London bridge is falling down, My Fair Lady ! »

Florence chantonnait joyeusement dans les rues bondées de Londres en fête. Elle faisait sautiller les petites boucles blondes qui dépassaient de son bonnet, ne se souciant ni de la foule dont elle s'éloignait, ni de ses parents qu'elle avait perdus de vue.

« Build it up with wood and clay, wood and clay, wood and clay...

Build it up with wood and clay, My Fair Lady ! »

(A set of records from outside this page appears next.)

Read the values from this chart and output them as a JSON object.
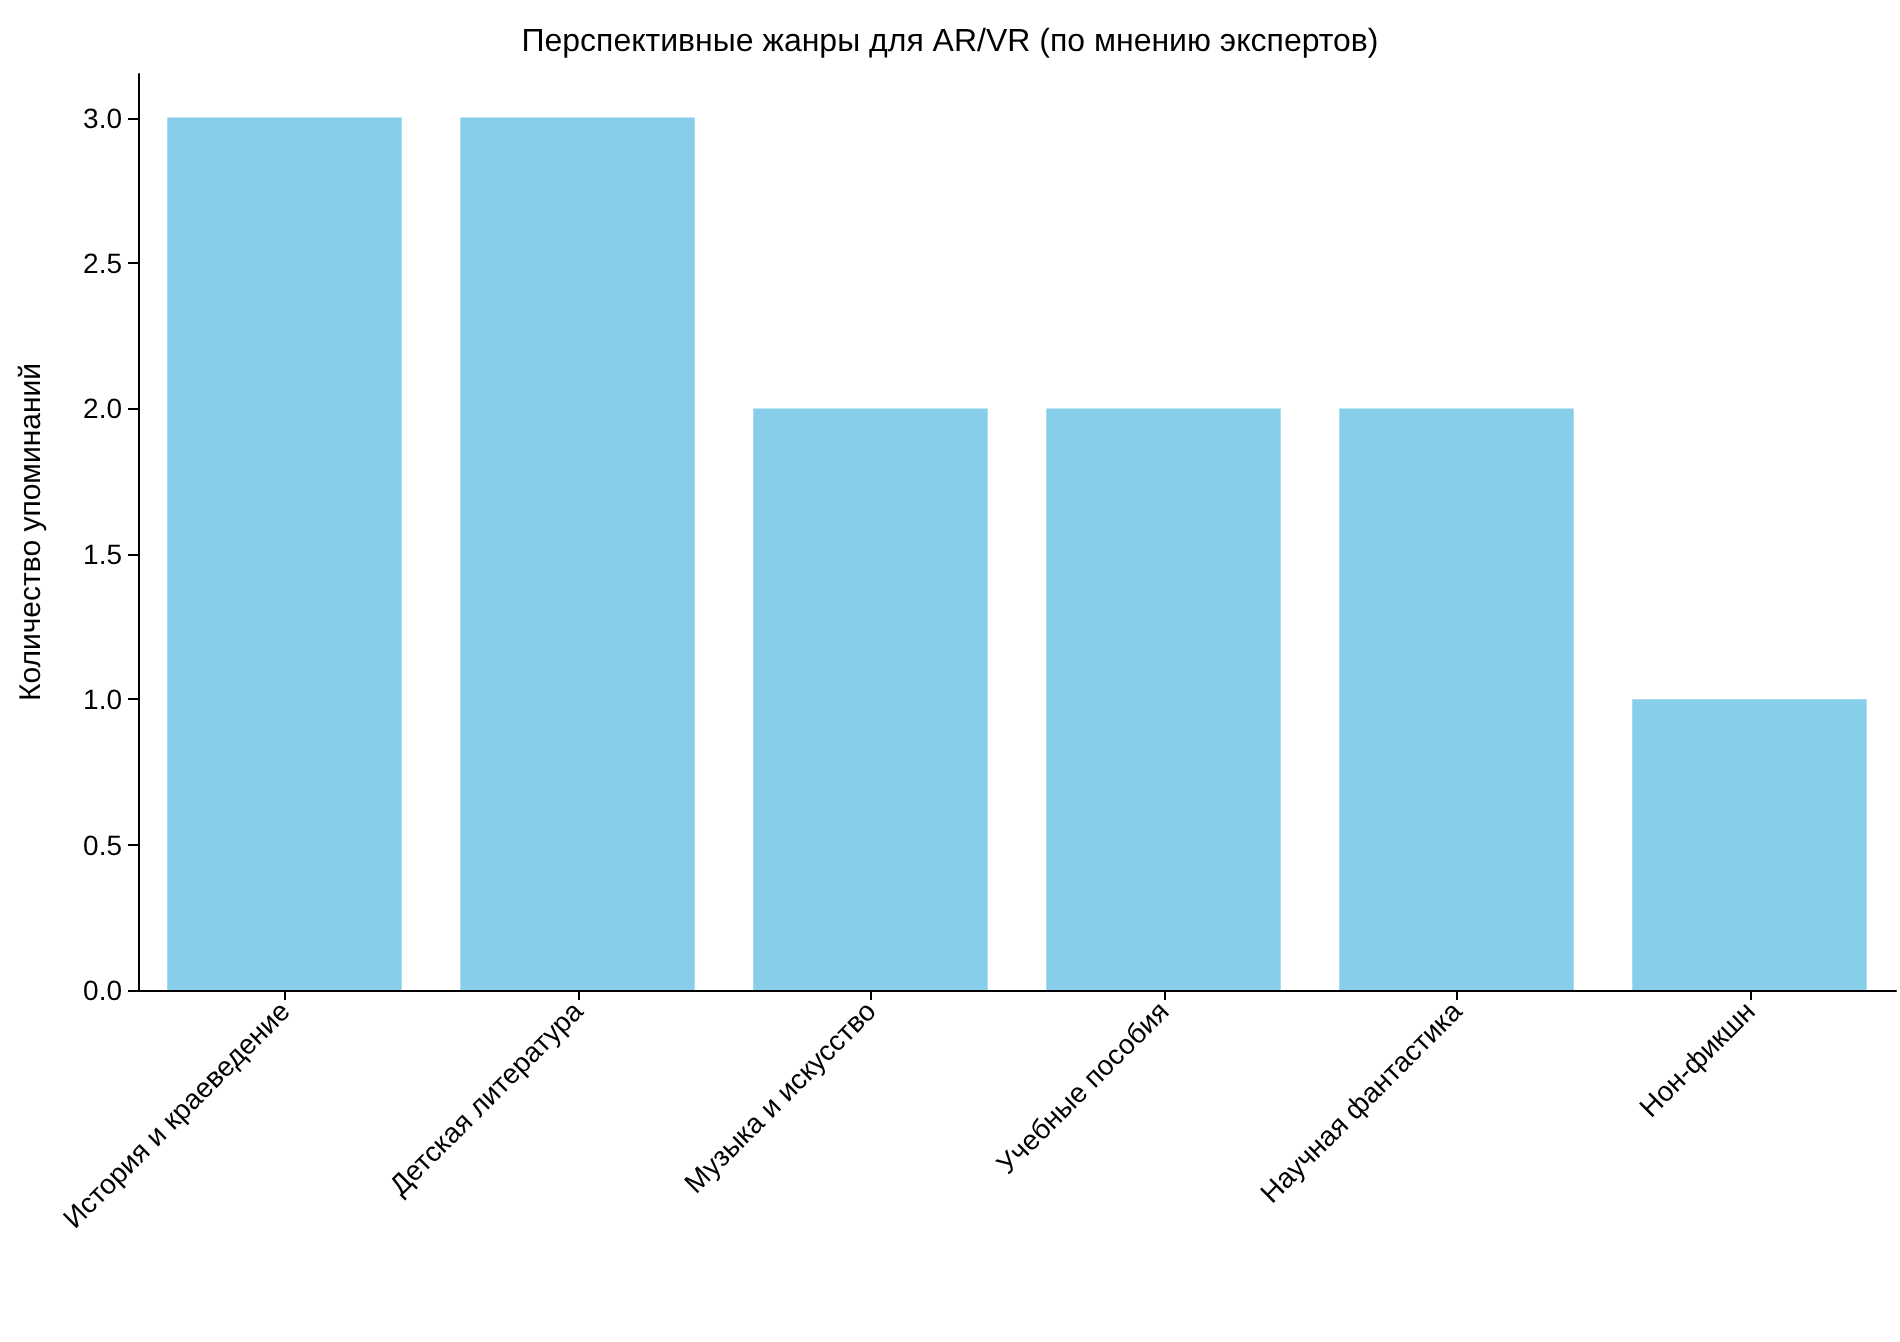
{
  "chart_data": {
    "type": "bar",
    "title": "Перспективные жанры для AR/VR (по мнению экспертов)",
    "ylabel": "Количество упоминаний",
    "categories": [
      "История и краеведение",
      "Детская литература",
      "Музыка и искусство",
      "Учебные пособия",
      "Научная фантастика",
      "Нон-фикшн"
    ],
    "values": [
      3,
      3,
      2,
      2,
      2,
      1
    ],
    "color": "#87ceeb",
    "ylim": [
      0,
      3.15
    ],
    "yticks": [
      {
        "value": 0,
        "label": "0.0"
      },
      {
        "value": 0.5,
        "label": "0.5"
      },
      {
        "value": 1,
        "label": "1.0"
      },
      {
        "value": 1.5,
        "label": "1.5"
      },
      {
        "value": 2,
        "label": "2.0"
      },
      {
        "value": 2.5,
        "label": "2.5"
      },
      {
        "value": 3,
        "label": "3.0"
      }
    ],
    "grid": false
  }
}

Elle chantait et dansait, juste parce qu'elle était heureuse, ne remarquant pas que le grand marché de Noël, où tous les mondains se retrouvaient pour faire leurs achats, disparaissait peu à peu derrière elle.

« Wood and clay will wash away, wash away, wash away...

Wood and clay will wash away, My Fair Lady ! »

Le ciel était d'un blanc immaculé depuis plusieurs jours et Florence était tout excitée à l'idée de voir de la neige pour la première fois de sa vie. La belle neige dont parlait les livres où que l'on voyait sur les photos.

« Build it up with bricks and mortar, bricks and mortar, bricks and mortar...

Build it up with bricks and mortar, My Fair Lady ! »

Elle était si obsédée par cette idée que, contemplant le ciel du haut de ses huit ans, elle mit un long moment avant de percevoir, au loin, une jolie mélodie qui ressemblait à la sienne.

« Bricks and mortar will not stay, will not stay, will not stay...

Bricks and mortar will not stay, My Fair Lady ! »

Non, elle ne lui ressemblait pas. C'était la même. Un large sourire s'étala sur le visage de Florence et elle se tut, ferma les yeux et écouta.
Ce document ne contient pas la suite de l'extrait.